En Europe, cinq molécules sont aujourd’hui utilisées comme TBS de la dépendance aux opioïdes : la (R,S)-méthadone, la (R)-méthadone, la buprénorphine, la morphine retard orale et la diacétylmorphine ou héroïne.1 Ces molécules sont présentées dans le tableau 1. Le nombre de nouveaux patients sous TBS a diminué au cours des dernières années, mais globalement cette population est en constante augmentation en raison du vieillissement des individus, tant l’impact des TBS sur la santé bio-psychosociale et la prise en charge globale de ces patients est important. Ainsi en France, plus de 151 000 patients étaient sous TBS en 2017.3 En Suisse, plus de 17 000 personnes bénéficiaient d’un TBS en 2016 et près d’un tiers d’entre eux était domicilié en Suisse romande.4
Toutefois, le soulagement de la douleur aiguë chez les patients dépendants aux opioïdes ou sous TBS reste encore un enjeu thérapeutique majeur ; celle-ci est en effet souvent sous-évaluée et parfois insuffisamment soulagée. L’absence de guidelines officielles rend la tâche des professionnels de santé d’autant plus difficile. Or, différentes études ont montré que la prévalence de la douleur chez ces patients serait deux à trois fois plus élevée que dans la population générale.5
L’objectif de cet article est donc de permettre au médecin de premier recours de mieux appréhender la problématique de la douleur aiguë chez ces patients sous substitution pour un abus d’opioïdes et propose ainsi une synthèse des stratégies thérapeutiques médicamenteuses possibles.
S’il est vrai que les patients sous TBS peuvent présenter de nombreuses comorbidités somatiques et/ou psychiatriques à l’origine d’une fréquence élevée de manifestations douloureuses, d’autres mécanismes ont été identifiés et bien décrits dans la littérature pour expliquer cette prévalence supérieure de la douleur.
Le principal réside dans le processus d’hyperalgésie induite par l’exposition prolongée aux opioïdes, décrite comme un état de sensibilisation du système de conduction de la douleur.
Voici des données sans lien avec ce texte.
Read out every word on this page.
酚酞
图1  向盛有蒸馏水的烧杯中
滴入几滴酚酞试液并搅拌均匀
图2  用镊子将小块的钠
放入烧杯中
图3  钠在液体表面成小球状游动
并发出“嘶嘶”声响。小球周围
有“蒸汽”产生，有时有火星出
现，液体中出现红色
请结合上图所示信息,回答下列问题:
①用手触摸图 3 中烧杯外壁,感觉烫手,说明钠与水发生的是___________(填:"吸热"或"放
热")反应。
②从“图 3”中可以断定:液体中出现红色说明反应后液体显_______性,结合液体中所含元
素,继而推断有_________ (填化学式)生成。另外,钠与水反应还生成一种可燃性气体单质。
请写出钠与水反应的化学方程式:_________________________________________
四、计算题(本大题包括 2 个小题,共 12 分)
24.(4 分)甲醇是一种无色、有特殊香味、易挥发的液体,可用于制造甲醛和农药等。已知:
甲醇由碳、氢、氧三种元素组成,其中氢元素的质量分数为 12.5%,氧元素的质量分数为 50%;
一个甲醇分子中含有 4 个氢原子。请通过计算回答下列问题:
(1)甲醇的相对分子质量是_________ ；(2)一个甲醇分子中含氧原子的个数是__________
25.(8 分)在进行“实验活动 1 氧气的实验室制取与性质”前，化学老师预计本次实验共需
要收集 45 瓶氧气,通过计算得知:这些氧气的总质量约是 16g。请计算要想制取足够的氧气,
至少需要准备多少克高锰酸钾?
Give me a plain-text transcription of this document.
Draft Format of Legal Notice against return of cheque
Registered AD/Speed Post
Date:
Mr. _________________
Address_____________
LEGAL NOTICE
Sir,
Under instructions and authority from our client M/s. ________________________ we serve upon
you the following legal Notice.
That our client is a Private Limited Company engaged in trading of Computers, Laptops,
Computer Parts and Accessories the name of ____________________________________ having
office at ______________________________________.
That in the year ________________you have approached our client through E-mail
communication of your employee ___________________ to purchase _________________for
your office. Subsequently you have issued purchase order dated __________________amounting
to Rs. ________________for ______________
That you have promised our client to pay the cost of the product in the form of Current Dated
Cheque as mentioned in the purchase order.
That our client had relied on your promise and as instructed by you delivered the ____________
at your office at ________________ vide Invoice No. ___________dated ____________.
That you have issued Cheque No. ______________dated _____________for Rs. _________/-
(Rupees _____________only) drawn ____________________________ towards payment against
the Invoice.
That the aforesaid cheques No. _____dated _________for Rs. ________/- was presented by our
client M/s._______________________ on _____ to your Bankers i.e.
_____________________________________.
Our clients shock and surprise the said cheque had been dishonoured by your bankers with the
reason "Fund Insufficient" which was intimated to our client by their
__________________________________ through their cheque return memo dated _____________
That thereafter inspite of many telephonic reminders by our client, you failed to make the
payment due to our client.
Cette hyperalgésie se manifeste cliniquement par une augmentation de la sensibilité à la douleur, une aggravation et une extension de la douleur chez les patients traités par opioïdes, même à faible dose.6,7 Ce phénomène de sensibilisation existe parfois chez les patients traités par opiacés à visée antalgique comme chez les patients sous TBS, même s’il n’existe que peu de données estimant la prévalence de ce phénomène dans cette population.8,9
L’hyperalgésie serait en grande partie liée à une activation et une sensibilisation des systèmes pronociceptifs (impliquant notamment les neuropeptides anti-opioïdes et le système des acides aminés excitateurs via les récepteurs NMDA), en même temps qu’une activation des systèmes antinociceptifs, lors d’une administration d’opioïdes.10 Ce phénomène se réduit lors d’une diminution des posologies d’opioïdes et légitime parfois une rotation des opioïdes.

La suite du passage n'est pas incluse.